The Court of Appeals reversed the grant of summary disposition and sent the case back to the trial court to be tried on both liability theories (that is, failure to offer a C-section and use of excessive force or traction during the delivery). The Court noted that the medical profession recognizes different definitions of shoulder dystocia, and it rejected the Defendants' argument that Plaintiff's experts could not prove their case by disputing the delivery doctor's failure to diagnose shoulder dystocia.
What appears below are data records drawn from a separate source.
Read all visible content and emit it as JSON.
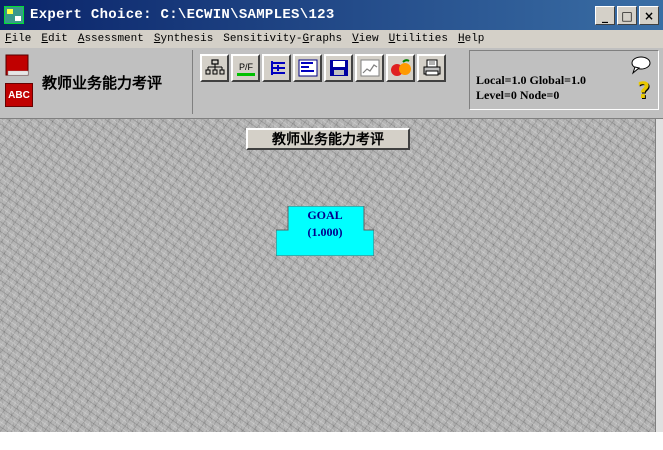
{
  "window": {
    "title": "Expert Choice: C:\\ECWIN\\SAMPLES\\123",
    "controls": [
      "_",
      "□",
      "×"
    ],
    "title_bar_color": "#0a246a"
  },
  "menu": [
    {
      "mnemonic": "F",
      "rest": "ile"
    },
    {
      "mnemonic": "E",
      "rest": "dit"
    },
    {
      "mnemonic": "A",
      "rest": "ssessment"
    },
    {
      "mnemonic": "S",
      "rest": "ynthesis"
    },
    {
      "pre": "Sensitivity-",
      "mnemonic": "G",
      "rest": "raphs"
    },
    {
      "mnemonic": "V",
      "rest": "iew"
    },
    {
      "mnemonic": "U",
      "rest": "tilities"
    },
    {
      "mnemonic": "H",
      "rest": "elp"
    }
  ],
  "toolbar": {
    "model_name": "教师业务能力考评",
    "abc_label": "ABC",
    "tools": [
      {
        "icon": "hierarchy-icon"
      },
      {
        "icon": "pf-icon",
        "label": "P/F"
      },
      {
        "icon": "tree-view-icon"
      },
      {
        "icon": "bar-list-icon"
      },
      {
        "icon": "save-disk-icon"
      },
      {
        "icon": "line-chart-icon"
      },
      {
        "icon": "apple-orange-icon"
      },
      {
        "icon": "printer-icon"
      }
    ]
  },
  "status": {
    "line1": "Local=1.0 Global=1.0",
    "line2": "Level=0  Node=0"
  },
  "canvas": {
    "title": "教师业务能力考评",
    "goal": {
      "label": "GOAL",
      "value": "(1.000)",
      "fill_color": "#00ffff"
    }
  }
}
The Defendants attempted to suggest that the plaintiffs were precluded, by law, from proving their case if to do so they were required to disparage Cairgle's power of observation. In other words, they sought to make Cairgle's opinion about whether a dystocia had occurred the final say in the matter and unimpeachable. The Court concluded that the Clemons family presented sufficient evidence, in the form of medical literature and expert physician specialist testimony, to raise a question of fact with regard to whether a shoulder dystocia had occurred, causing the child's permanent injury. The Defendant's analysis of his own conduct in supervising the birth would be weighed against the scientific and expert testimony marshalled by the family, and Cairgle's assessment would not be conclusive.